What Maisie Did by Henry James was recently adapted for the big screen. I admit I watched it only because of my deep, abiding crush on Alexander Skarsgard. It was a lovely and thought-provoking film, set in modern times, with unforgettable performances by ASkars, Julianne Moore, Steve Coogan and Onata Aprile. I loved it so much I downloaded the book and began reading it. However, I didn't finish it. I discovered I'm not a fan of James' writing style. Film: 1, Book: 0.

Harry Potter and the Sorcerer's Stone by J. K. Rowling had a lot of magic in it. I don't mean the witches and wizards and the spells they cast. I mean the spell Rowling cast over her readers, both young and old. The film didn't have that. I thought it patronized its audience. The charm of the first book in the series was missing. Luckily, the other books in the series were adapted much better for the films. Book:1, Film: 0.

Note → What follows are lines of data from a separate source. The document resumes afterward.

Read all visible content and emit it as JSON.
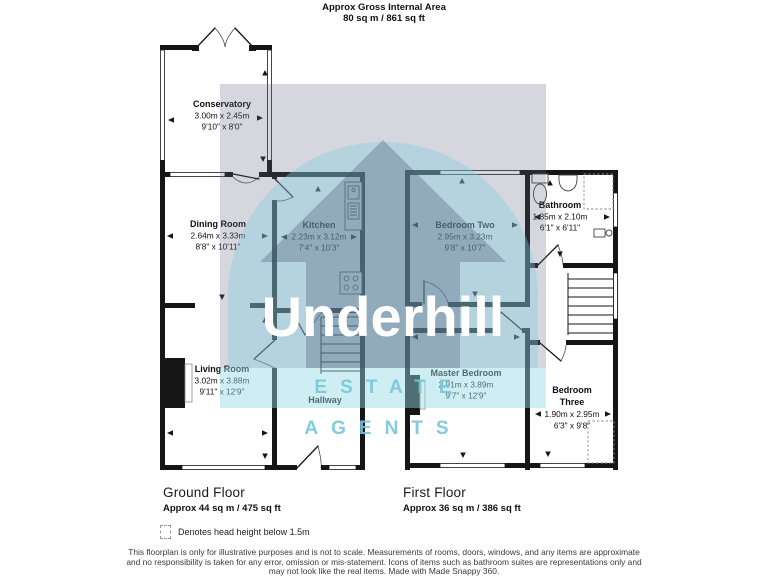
{
  "header": {
    "title": "Approx Gross Internal Area",
    "subtitle": "80 sq m / 861 sq ft"
  },
  "watermark": {
    "brand": "Underhill",
    "tagline": "ESTATE AGENTS",
    "grey": "#d5d6dd",
    "cyan": "#cdeef4",
    "band": "#d8f1f6",
    "brand_text_color": "#ffffff"
  },
  "colors": {
    "wall": "#161616",
    "background": "#ffffff"
  },
  "floors": {
    "ground": {
      "label": "Ground Floor",
      "area": "Approx 44 sq m / 475 sq ft",
      "rooms": {
        "conservatory": {
          "name": "Conservatory",
          "metric": "3.00m x 2.45m",
          "imperial": "9'10\" x 8'0\""
        },
        "dining": {
          "name": "Dining Room",
          "metric": "2.64m x 3.33m",
          "imperial": "8'8\" x 10'11\""
        },
        "kitchen": {
          "name": "Kitchen",
          "metric": "2.23m x 3.12m",
          "imperial": "7'4\" x 10'3\""
        },
        "living": {
          "name": "Living Room",
          "metric": "3.02m x 3.88m",
          "imperial": "9'11\" x 12'9\""
        },
        "hallway": {
          "name": "Hallway"
        }
      }
    },
    "first": {
      "label": "First Floor",
      "area": "Approx 36 sq m / 386 sq ft",
      "rooms": {
        "bedroom_two": {
          "name": "Bedroom Two",
          "metric": "2.95m x 3.23m",
          "imperial": "9'8\" x 10'7\""
        },
        "bathroom": {
          "name": "Bathroom",
          "metric": "1.85m x 2.10m",
          "imperial": "6'1\" x 6'11\""
        },
        "master": {
          "name": "Master Bedroom",
          "metric": "2.91m x 3.89m",
          "imperial": "9'7\" x 12'9\""
        },
        "bedroom_three": {
          "name_line1": "Bedroom",
          "name_line2": "Three",
          "metric": "1.90m x 2.95m",
          "imperial": "6'3\" x 9'8\""
        }
      }
    }
  },
  "legend": {
    "text": "Denotes head height below 1.5m"
  },
  "footer": {
    "line1": "This floorplan is only for illustrative purposes and is not to scale. Measurements of rooms, doors, windows, and any items are approximate",
    "line2": "and no responsibility is taken for any error, omission or mis-statement. Icons of items such as bathroom suites are representations only and",
    "line3": "may not look like the real items. Made with Made Snappy 360."
  }
}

Here are some excellent books/novellas that were made into very good films:

Brokeback Mountain, Annie Proulx
Cloud Atlas, David Mitchell
Gump & Co., Winston Groom (Forrest Gump)
Rita Hayworth and Shawshank Redemption, Stephen King
Schlindler's Ark, Thomas Keneally (Schlindler's List)
The Body, Stephen King (Stand By Me)
The Color Purple, Alice Walker
The Godfather, Mario Puzo
The Help, Kathryn Stockett
The Hobbit/Lord of the Rings, J.R.R. Tolkien
The Kite Runner, Khaled Hosseini
The Reader, Bernhard Schlink
The Secret Life of Bees, Sue Monk Kidd
The Shining, Stephen King
To Kill a Mockingbird, Harper Lee

Recently released, or soon to be released films that you might want to read before watching the movie include:

Dark Places, Gillian Flynn
Divergent, Veronica Roth
Ender's Game, Orson Scott Card
Gone Girl, Gillian Flynn
Serena, Ron Rash
The Book Thief, Markus Zusak
The Fault in our Stars, John Green
The Giver, Lois Lowry
The Maze Runner, James Dashner
The Monuments Men, Robert M. Edsel
The Mortal Instruments: City of Bones, Cassandra Clare
The Wolf of Wall Street, Jordan Belfort
Vampire Academy, Richelle Mead
Winter's Tale, Mark Helprin

Most people would agree that the book is usually superior to the film. This is because movies are limited by the vision of the filmmakers. The reader's imagination can bring a novel to life in a unique, personal way. Screenwriters cannot include everything in the book because of budget, time constraints, physical limitations, format and structure. As well, they are faced with the challenge of pleasing author and fans alike.

One thing is certain: the more loved a book is, the higher the expections are.

Was your favorite book made into a movie? Did you like it? What novels would you like to see made into films? Sound off below!


  1. Donna, just read your wonderful post. You really nailed it, and ten points for the Harry Potter comment on the first book.

  2. Loved the post Donna!

    I really liked the Swedish film that was based on the book Men Who Hate Women by Stieg Larsson but I'm glad I read the book first.
    I'm loving the fact that Outlander by Diana Gabaldon is being filmed and that it looks like they're making a real effort on being true to the story. I can't wait to see it on screen!